Kandidat Nr. 22: Valdis Dombrovskis (Lettland)

 

Valdis Dombrovskis © European Union, 2014

Valdis Dombrovskis © European Union, 2014

Der Lette tritt an für den Kommissionsposten: Euro, sozialer Dialog und Vizepräsident.

Unsere Bewertung

Pflichtnoten:

Politische Erfahrung 7

Konzept 8

Überzeugungskraft 7

 

Kürnoten:

Entschlossenheit 8

Bisherige Fachkompetenz 9

Audiovisuelle Kompetenz 7

 

Eigentlich wollte Dombrovskis noch ein Stück höher hinaus, letztlich kann er aber zufrieden sein. Der ehemalige lettische Ministerpräsident hatte sich Anfang des Jahres ins Rennen um den Spitzenkandidaten der EVP für den Posten des Kommissionschefs gebracht. Kurz vor dem Entscheid der Partei zog er seine Kandidatur aber zurück. Bekanntlich wurde Jean-Claude Juncker von der Partei nominiert und soll nun, nach der für die EVP erfolgreichen Europawahl, auch neuer Kommissionspräsident werden. Dombrovskis hätte Juncker kaum gefährlich werden können. Aber er brachte sich so für einen viel aussichtsreicheren Posten in Stellung und wurde so auch von Lettland für die Kommission nominiert.

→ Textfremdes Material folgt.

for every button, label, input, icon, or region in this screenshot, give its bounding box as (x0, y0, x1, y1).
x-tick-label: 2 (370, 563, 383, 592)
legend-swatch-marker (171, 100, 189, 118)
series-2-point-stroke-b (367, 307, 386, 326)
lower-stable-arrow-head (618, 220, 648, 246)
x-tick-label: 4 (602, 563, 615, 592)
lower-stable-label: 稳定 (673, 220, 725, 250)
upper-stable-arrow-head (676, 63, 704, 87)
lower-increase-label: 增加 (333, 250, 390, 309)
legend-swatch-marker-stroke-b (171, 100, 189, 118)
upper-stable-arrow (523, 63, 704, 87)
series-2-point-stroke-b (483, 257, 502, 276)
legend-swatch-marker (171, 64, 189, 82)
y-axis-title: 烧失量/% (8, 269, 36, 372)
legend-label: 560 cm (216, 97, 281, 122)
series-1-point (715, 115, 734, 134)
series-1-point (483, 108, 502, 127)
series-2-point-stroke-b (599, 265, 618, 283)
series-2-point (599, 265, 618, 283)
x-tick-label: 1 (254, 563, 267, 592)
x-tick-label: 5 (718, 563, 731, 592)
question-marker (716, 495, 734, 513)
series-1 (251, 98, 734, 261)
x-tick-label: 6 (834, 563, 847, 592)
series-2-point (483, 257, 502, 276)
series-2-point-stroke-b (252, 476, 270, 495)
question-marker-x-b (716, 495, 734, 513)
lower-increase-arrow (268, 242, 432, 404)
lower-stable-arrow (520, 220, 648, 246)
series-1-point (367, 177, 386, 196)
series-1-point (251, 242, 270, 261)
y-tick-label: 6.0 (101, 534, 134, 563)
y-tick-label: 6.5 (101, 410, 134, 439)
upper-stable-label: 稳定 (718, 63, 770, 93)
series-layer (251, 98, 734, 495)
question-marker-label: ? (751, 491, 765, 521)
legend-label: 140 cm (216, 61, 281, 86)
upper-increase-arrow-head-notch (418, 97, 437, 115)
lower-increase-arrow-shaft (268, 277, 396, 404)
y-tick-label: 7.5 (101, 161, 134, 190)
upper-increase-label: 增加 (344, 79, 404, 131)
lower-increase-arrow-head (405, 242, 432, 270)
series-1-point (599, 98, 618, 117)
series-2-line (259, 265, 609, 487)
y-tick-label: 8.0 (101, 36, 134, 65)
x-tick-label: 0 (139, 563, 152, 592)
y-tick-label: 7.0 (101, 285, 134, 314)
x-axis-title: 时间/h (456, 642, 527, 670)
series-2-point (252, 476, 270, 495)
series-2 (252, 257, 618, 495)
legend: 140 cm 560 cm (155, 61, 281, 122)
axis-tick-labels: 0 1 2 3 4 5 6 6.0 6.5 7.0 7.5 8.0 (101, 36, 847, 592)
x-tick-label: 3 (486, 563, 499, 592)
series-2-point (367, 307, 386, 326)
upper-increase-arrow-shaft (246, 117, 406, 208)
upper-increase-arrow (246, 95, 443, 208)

Als ehemaliger Finanzminister und erfolgreicher Sanierer der Staatsfinanzen seines Landes bringt Dombrovskis für den neuen Job viel Erfahrung mit. Unter anderem will er die Troika umbauen und schrittweise durch eine demokratischer legitimierte Struktur ersetzen. Sollte es zukünftig weitere Rettungspakete für angeschlagene Eurostaaten geben, müsste auch die soziale Lage im Land mehr berücksichtigt werden.

 

Kandidat Nr. 23: Alenka Bratušek (Slowenien)

 

Alenka Bratušek © European Union, 2014

Alenka Bratušek © European Union, 2014

Die Slowenin tritt an für den Kommissionsposten: Energie-Union und Vizepräsidentin.

Unsere Bewertung

Pflichtnoten:

Politische Erfahrung 6

Konzept 5

Überzeugungskraft 6

 

Kürnoten:

Entschlossenheit 7

Bisherige Fachkompetenz 1

Audiovisuelle Kompetenz 4

 

Alenka Bratušek war schon im Vorfeld kritisch beäugt worden, hatte sie doch das Meisterstück zustande gebracht, sich selbst zur Kommissars-Kandidatin zu nominieren – Hut ab! Auf die Kritik daran meinte Bratušek, dass solch ein Vorgehen in Slowenien ganz normal sei.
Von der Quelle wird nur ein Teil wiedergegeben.